Staff writer Jennifer Brown can be reached at 303-954-1593 or jenbrown@denverpost.com.
Nobel winners’ “global call”
The 10 Nobel Peace Prize winners in Denver this weekend spent the past year meeting in small groups around the world and in conference calls to develop their “Global Call to Action.” Their group statement identified 10 core issues standing in the way of global peace, calling them a 10-year challenge to the youths of the world:
Unequal access to water and other natural resources. When needs are met, “basic human nature is more gentleness,” the Dalai Lama said.
Racism and hate and the “growing divide between rich and poor.” The laureates’ statement said racism makes it easier for “demagogues to fuel hate and to rule by fear.”
Global disease, because rapid movement of people and goods has made diseases of the Third World everyone’s problem.
Poverty, because the “world cannot be secure when so many billions of people are forced to exist on less than $1 per day.”
Social injustice and a lack of human rights. “Who ever thought we’d live in a world of Guantanamo Bay?” asked Mairead Corrigan Maguire, who won in 1976 for working to end conflict in Northern Ireland.
The rights of women and children, including a decent education. Shirin Ebadi, who won in 2003 for advocating for human rights in the Middle East, said illiteracy and ignorance breed prejudice, which leads to terrorism.
Environmental degradation, because “global warming is a reality” and the Earth “is wounded.”
Nuclear weapons and the international arms trade, because it is “incomprehensible that the world still wastes nearly a trillion dollars each year on weapons of war.”

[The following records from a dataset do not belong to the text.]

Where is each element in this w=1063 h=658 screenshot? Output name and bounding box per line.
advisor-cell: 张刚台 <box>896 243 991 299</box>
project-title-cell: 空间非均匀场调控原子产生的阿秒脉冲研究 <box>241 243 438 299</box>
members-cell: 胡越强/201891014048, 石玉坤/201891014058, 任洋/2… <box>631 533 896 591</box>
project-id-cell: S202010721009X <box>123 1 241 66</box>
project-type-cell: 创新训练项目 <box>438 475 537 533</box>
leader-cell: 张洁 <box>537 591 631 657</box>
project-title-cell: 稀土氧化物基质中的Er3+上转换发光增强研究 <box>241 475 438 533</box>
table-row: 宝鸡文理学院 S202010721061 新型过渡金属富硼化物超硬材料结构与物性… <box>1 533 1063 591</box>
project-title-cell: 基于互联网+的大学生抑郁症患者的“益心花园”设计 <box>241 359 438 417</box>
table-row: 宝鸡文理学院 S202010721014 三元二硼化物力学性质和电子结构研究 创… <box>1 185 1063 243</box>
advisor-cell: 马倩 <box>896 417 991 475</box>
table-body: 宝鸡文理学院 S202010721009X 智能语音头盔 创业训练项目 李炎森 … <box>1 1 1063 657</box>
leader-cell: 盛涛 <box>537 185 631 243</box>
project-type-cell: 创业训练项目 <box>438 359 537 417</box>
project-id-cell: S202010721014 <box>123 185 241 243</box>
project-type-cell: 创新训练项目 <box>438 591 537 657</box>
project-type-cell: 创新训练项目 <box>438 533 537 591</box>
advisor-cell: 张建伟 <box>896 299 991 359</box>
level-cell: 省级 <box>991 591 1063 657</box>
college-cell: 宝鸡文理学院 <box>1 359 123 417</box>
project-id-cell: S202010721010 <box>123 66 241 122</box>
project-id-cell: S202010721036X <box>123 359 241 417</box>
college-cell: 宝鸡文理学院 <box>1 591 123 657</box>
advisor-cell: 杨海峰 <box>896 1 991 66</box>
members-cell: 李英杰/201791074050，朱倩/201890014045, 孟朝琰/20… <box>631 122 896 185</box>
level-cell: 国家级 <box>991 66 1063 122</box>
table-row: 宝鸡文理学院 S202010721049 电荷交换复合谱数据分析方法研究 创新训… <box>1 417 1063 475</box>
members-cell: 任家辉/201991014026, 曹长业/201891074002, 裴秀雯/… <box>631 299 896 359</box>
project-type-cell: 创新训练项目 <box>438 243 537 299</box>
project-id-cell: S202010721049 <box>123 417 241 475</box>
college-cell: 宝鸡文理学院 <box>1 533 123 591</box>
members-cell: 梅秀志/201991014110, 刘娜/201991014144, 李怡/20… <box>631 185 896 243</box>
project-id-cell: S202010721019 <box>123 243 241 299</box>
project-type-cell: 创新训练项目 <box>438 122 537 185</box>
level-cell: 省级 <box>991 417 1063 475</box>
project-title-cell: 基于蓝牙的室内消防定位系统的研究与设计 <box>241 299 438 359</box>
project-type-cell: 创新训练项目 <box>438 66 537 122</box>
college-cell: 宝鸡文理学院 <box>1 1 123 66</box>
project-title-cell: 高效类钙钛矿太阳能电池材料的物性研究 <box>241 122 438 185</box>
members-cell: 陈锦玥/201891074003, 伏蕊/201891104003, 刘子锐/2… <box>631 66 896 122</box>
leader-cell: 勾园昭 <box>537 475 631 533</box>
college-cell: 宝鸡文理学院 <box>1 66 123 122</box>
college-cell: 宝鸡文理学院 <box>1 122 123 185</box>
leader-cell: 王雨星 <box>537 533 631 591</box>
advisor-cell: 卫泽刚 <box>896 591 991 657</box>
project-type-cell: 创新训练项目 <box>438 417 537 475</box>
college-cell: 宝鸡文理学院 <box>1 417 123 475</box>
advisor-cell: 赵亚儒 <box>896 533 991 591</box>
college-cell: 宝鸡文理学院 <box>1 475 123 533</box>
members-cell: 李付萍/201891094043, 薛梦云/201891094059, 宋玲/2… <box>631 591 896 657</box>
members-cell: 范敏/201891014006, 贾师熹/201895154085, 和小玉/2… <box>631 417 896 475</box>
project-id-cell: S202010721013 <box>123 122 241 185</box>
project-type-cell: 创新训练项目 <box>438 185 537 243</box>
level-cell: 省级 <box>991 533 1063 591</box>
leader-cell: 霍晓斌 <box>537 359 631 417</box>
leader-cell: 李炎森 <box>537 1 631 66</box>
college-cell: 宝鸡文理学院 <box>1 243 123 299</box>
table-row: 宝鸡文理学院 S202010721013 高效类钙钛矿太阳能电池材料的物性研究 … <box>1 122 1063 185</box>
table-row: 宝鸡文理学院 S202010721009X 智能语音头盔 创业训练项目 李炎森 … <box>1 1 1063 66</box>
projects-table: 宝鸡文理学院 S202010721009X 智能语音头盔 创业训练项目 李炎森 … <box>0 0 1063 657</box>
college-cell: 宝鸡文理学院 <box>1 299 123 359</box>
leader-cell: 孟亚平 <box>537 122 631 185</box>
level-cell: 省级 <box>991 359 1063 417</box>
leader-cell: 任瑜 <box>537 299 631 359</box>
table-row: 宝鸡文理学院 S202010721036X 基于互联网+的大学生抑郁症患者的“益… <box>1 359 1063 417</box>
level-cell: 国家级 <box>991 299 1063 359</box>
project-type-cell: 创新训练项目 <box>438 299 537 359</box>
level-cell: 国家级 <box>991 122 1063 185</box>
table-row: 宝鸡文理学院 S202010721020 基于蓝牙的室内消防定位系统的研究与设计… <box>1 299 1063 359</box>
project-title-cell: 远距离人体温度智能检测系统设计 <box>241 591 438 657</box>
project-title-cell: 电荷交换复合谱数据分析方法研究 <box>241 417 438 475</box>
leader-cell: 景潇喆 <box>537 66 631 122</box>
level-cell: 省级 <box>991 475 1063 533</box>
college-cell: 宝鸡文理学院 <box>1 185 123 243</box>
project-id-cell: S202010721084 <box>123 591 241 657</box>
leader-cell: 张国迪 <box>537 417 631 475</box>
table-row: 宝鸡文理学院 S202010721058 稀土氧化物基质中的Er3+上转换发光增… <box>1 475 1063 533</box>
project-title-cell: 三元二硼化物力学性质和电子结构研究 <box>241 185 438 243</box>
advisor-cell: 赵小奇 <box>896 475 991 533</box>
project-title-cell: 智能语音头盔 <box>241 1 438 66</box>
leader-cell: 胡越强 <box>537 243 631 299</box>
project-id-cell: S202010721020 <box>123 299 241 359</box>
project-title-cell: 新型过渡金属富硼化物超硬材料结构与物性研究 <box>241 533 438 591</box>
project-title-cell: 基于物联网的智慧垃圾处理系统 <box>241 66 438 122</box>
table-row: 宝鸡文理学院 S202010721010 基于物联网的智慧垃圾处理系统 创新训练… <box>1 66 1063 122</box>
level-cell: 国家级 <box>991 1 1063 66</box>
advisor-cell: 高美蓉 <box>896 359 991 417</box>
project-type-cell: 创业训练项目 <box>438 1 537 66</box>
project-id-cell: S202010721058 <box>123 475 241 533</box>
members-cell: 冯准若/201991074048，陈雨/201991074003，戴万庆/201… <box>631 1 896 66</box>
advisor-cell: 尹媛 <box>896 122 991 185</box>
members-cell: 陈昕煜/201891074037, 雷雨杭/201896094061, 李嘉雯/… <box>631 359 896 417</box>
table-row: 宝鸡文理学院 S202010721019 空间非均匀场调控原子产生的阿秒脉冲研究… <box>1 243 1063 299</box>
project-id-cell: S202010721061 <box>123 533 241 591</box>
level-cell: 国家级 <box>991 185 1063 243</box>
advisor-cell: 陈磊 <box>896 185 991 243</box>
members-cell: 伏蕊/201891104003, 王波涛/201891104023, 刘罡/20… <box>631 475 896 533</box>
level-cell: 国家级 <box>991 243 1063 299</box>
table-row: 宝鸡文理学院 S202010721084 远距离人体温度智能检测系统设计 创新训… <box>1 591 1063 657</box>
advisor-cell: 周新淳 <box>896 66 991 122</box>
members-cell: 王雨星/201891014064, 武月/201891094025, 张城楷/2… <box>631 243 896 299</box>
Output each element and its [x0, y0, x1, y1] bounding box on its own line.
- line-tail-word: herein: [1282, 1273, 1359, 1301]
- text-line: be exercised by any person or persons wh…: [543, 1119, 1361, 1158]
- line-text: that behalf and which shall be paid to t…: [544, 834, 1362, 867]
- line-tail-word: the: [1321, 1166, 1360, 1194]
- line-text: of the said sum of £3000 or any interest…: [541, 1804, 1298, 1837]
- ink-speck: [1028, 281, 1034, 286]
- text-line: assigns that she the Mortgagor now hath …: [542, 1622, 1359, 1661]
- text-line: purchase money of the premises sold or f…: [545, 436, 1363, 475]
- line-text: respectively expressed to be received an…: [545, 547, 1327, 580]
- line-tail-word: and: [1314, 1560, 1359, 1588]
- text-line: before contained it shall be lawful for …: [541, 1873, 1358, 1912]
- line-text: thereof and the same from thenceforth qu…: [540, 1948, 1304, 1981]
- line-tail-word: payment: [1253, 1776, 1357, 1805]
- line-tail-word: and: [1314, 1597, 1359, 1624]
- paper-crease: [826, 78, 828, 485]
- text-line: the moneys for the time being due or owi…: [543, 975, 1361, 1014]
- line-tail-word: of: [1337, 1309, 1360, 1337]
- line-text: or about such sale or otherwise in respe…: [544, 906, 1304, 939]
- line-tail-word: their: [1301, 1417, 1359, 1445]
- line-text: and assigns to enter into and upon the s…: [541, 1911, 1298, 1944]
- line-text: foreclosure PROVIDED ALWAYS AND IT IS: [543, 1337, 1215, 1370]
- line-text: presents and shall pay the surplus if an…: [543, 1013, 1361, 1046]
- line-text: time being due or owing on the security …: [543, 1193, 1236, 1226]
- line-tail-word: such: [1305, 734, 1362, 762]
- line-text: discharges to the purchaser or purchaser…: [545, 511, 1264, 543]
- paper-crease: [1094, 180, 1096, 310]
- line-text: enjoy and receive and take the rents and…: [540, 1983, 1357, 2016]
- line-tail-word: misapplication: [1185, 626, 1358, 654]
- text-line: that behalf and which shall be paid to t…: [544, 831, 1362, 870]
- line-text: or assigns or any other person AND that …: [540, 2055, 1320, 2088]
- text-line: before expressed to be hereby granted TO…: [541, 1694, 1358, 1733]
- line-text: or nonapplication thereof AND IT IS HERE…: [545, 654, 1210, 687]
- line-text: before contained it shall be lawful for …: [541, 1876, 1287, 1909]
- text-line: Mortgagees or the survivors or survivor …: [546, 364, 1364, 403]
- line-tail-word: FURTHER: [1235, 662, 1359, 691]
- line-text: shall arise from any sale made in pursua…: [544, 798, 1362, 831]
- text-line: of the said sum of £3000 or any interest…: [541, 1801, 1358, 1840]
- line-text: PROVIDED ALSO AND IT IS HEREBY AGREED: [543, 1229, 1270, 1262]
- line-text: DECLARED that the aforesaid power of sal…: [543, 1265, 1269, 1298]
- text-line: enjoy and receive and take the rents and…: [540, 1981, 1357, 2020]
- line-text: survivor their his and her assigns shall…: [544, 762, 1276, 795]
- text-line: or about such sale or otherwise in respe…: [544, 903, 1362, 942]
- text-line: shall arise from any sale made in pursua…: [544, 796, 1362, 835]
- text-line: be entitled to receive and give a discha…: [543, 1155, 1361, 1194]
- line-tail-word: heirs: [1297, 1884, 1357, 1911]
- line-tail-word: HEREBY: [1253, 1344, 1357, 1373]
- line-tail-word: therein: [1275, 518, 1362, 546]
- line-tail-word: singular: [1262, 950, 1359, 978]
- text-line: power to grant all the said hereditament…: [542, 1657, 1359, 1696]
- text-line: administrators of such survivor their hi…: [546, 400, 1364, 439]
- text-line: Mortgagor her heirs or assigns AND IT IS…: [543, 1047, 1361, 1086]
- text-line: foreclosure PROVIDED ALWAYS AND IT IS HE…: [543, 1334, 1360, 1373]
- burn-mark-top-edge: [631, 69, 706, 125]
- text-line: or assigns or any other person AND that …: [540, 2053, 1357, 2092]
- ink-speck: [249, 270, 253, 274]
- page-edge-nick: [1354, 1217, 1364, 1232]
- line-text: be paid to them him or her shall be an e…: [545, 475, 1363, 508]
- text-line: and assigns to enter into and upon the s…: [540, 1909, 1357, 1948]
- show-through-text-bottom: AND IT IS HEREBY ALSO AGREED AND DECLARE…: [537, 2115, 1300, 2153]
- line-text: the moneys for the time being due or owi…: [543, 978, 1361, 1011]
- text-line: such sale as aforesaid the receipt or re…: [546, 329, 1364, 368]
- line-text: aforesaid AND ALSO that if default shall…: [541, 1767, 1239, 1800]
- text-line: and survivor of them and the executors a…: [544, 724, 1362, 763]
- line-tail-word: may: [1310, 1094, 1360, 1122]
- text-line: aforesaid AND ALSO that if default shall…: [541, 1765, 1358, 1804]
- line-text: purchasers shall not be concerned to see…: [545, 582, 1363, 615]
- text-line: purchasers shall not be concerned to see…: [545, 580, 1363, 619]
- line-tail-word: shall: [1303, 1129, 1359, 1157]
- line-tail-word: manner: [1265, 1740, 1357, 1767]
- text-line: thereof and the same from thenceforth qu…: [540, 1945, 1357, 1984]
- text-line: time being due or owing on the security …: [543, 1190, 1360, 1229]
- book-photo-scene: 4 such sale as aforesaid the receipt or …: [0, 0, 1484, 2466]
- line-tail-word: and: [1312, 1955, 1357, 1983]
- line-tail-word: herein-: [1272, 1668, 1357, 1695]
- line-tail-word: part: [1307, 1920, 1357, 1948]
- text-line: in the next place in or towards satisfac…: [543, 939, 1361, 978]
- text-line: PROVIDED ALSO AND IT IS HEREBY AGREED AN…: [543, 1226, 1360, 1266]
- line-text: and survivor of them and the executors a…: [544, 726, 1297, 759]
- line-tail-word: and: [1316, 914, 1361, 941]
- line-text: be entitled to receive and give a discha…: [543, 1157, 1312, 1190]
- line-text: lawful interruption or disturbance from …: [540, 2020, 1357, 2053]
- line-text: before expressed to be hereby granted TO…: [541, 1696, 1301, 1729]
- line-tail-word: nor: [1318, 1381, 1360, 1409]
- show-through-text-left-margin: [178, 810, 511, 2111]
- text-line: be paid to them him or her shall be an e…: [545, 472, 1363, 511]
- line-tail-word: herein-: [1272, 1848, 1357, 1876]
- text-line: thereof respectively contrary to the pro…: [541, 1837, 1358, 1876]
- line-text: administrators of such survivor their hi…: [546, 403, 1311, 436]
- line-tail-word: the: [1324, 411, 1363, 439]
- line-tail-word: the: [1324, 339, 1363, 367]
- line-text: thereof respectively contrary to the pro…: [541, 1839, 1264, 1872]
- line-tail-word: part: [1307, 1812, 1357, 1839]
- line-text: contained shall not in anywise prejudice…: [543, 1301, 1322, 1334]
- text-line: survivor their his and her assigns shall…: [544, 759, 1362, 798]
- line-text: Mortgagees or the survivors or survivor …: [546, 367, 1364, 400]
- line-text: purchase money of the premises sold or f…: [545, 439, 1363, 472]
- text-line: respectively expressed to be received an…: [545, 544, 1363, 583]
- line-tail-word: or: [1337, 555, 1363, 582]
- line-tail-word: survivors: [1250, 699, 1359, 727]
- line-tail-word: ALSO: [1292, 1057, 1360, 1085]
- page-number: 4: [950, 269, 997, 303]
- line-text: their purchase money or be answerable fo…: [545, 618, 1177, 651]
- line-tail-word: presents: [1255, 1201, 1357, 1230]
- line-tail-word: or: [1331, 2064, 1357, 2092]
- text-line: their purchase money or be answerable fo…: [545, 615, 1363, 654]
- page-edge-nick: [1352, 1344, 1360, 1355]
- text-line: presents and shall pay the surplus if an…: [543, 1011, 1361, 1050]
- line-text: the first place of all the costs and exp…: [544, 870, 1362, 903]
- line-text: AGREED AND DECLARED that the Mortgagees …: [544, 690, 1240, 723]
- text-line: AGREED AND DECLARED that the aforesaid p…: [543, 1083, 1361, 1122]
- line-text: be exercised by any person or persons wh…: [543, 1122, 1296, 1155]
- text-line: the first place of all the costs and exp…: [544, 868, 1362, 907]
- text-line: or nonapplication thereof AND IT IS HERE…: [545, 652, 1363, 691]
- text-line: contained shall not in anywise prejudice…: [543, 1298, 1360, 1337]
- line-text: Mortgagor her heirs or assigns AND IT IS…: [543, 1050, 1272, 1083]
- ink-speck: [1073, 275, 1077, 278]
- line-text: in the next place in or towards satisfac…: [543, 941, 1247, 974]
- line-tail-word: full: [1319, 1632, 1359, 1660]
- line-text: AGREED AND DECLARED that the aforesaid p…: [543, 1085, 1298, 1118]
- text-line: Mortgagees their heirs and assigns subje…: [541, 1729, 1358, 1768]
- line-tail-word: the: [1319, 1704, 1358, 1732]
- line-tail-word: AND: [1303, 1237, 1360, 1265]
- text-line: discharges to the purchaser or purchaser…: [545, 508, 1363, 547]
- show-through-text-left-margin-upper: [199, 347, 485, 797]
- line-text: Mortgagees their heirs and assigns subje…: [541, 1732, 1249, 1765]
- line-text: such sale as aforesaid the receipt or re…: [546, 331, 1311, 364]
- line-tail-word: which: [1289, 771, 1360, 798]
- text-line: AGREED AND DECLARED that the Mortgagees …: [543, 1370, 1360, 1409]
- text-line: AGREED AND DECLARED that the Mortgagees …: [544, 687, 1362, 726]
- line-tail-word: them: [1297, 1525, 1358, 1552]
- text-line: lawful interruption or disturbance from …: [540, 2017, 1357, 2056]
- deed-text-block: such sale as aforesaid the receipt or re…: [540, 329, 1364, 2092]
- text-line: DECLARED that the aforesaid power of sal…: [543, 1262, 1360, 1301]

Disarming our “armed consciousness” and thinking beyond the fear of terrorism to society’s most basic evils. More than 30,000 children die of hunger every day, said Adolfo Pérez Esquivel, an Argentinian who won the prize in 1980.
Focusing on human security, because the “time has come to shift our energy and our resources from military security to a long-term investment in true human security.”